可是白蘇的視線卻完全沒有放在他身上,而是越過他來到了那冷面女子的面前,說道:“你們想怎么樣?”
詭符何曾被人這么輕視過,正想爆發,那女子卻是一抬手,詭符立刻閉上了嘴巴。
冷符靜靜的看著白蘇,紫青色的嘴唇一張,聲音卻是冷到了極致。“我叫冷符,是你破了我師弟的仙靈困鎖陣?”
白蘇的神色也不免凝重了起來,他突然發現這個女人給他的感覺竟然是冷到極致的寒冰。這時古鏡內的燕九爐出聲提醒道:“小心,這個女娃子已經開始壓制修為,雖然看起來是靈君巔峰,但實力肯定不容小覷。”
白蘇心里略驚,悄悄將靈覺提到了極致,說道:“我管他什么陣,如果不是看在同是五大仙門的份上,我早一劍要了他的性命。”
冷符聽完面無表情,白蘇卻清晰的看到他的雙眼內有一片寒冰正在凝聚,只見她淡淡的開口道:“你既然喜歡賭,那么我來跟你賭,我不但要我師弟輸的東西,還要你的命。”
隨著她這句話的傳開,整個廳堂內的溫度都冷了下來,不少人都站了起來遠遠的避開,很快就出現了一塊以白蘇和冷符為中心的空地。
白蘇聽了啞然一笑,說道:“我可不喜歡賭,不過你要是想玩我自然奉陪,只是你要拿什么東西輸給我。”
兩人針鋒相對,冷符還沒開口,一旁的詭符卻說道:“哈哈,就憑你,你可知道我師姐可是這一代天元觀符道的前三名。”他說完,卻發現白蘇壓根就沒理他,不由氣急道:“你!你要是輸了我一定讓你死的很難看。”
這時冷符手掌一張,一只晶瑩剔透的符筆立刻出現在她手里,說道:“這是我的符筆,‘冷月寒霜’,乃是尊級初境的武器,你若贏了盡管拿去。”
這符筆一出,整個廳堂內一片嘩然,尊級的武器許多人一生都不曾見過,甚至連陸重行這樣的一家之主都還用不起尊級的武器。
可是就在所有人羨慕和瞻仰的時候,白蘇卻只是輕輕的瞟了一眼,然后對著她笑瞇瞇的說道:“難道你的周師弟沒有告訴你,我用的也是尊級武器嗎?”
白蘇說著一抖手,一陣刺眼的金光立刻讓整個廳堂都度上了一層金色。
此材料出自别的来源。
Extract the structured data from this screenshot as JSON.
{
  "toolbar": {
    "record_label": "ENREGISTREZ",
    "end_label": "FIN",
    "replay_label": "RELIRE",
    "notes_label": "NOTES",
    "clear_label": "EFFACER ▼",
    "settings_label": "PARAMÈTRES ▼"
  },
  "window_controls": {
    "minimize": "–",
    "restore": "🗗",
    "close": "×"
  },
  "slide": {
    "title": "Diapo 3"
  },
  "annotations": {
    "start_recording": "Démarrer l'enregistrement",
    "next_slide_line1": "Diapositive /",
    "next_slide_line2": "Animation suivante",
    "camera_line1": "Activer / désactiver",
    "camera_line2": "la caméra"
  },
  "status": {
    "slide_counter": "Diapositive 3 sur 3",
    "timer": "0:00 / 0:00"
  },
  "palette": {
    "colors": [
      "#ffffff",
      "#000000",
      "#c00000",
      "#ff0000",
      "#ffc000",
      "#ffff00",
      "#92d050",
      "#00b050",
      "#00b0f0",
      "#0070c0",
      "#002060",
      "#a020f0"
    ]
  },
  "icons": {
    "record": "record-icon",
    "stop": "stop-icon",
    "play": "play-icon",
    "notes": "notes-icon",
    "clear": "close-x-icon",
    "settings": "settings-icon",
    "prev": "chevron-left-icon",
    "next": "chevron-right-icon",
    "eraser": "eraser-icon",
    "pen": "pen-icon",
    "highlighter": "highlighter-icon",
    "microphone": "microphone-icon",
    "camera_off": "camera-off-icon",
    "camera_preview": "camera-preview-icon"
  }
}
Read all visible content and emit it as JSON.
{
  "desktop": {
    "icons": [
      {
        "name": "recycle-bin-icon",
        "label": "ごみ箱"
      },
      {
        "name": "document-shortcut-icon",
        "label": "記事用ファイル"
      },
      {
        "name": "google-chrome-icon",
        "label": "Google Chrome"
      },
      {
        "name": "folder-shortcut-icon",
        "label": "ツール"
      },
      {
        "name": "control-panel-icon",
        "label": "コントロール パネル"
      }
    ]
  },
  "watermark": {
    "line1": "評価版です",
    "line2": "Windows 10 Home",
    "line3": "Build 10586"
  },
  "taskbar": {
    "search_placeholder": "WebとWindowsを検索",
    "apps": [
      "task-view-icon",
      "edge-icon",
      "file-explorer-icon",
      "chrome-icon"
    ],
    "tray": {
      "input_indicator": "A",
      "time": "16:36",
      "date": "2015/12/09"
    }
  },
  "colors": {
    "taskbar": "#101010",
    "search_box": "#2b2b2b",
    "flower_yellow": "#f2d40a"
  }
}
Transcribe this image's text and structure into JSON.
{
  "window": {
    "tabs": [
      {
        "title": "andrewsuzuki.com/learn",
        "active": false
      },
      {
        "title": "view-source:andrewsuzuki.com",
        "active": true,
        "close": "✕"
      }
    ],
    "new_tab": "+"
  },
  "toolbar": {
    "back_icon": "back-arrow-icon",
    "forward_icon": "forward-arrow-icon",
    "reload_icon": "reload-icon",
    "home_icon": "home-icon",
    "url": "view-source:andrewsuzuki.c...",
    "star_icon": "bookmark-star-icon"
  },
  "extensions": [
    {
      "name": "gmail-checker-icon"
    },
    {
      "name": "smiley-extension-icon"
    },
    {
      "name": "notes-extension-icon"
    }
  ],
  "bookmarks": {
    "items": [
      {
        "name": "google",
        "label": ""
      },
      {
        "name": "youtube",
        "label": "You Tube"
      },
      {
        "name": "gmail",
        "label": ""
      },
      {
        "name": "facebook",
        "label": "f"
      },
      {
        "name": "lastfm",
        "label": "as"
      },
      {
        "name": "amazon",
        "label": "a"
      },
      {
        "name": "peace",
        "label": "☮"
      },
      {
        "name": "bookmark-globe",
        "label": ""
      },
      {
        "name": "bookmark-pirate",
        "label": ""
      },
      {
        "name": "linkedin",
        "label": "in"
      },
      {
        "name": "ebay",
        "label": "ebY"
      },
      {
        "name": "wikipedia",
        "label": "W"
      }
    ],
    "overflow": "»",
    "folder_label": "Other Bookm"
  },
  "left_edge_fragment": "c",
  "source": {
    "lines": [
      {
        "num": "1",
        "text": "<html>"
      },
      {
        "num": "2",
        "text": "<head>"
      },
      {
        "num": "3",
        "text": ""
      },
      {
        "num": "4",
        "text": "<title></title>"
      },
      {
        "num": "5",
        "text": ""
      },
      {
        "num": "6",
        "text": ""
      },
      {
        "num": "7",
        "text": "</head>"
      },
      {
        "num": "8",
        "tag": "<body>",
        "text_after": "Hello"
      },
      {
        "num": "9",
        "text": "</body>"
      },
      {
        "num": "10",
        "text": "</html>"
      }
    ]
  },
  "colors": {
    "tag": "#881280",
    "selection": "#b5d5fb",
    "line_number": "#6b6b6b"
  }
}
在場幾乎所有人都認不出白蘇手中的金鱗具體是何種等級,唯獨剛才沉默的陸重行失聲叫道:“尊級巔峰!”
如果剛才冷符的符筆讓人嘩然驚嘆,那么白蘇的金鱗卻讓整個廳堂都靜了下來,所有人心里有不約而同的冒出一個疑問,這小子到底是什么身份。
冷符的臉色也難以掩飾她的詫異,冰封許久的容顏終于動容,此時她的腦海里閃過許多對白蘇身份的猜測,可卻是毫無頭緒,不過她也不是普通角色,短暫的錯愕后,她的眼里多了一絲明悟,說道:“你就是占著這個,才破了我師弟的符陣,原來也不過如此。”
她的話明顯是在譏諷白蘇,可是白蘇卻是不置可否的說道:“占著武器,總比占著爹好。”他的話立刻引起了廳堂內的一陣嘲笑,周不群占著他老爹的事情,在整個天元境是眾所周知的。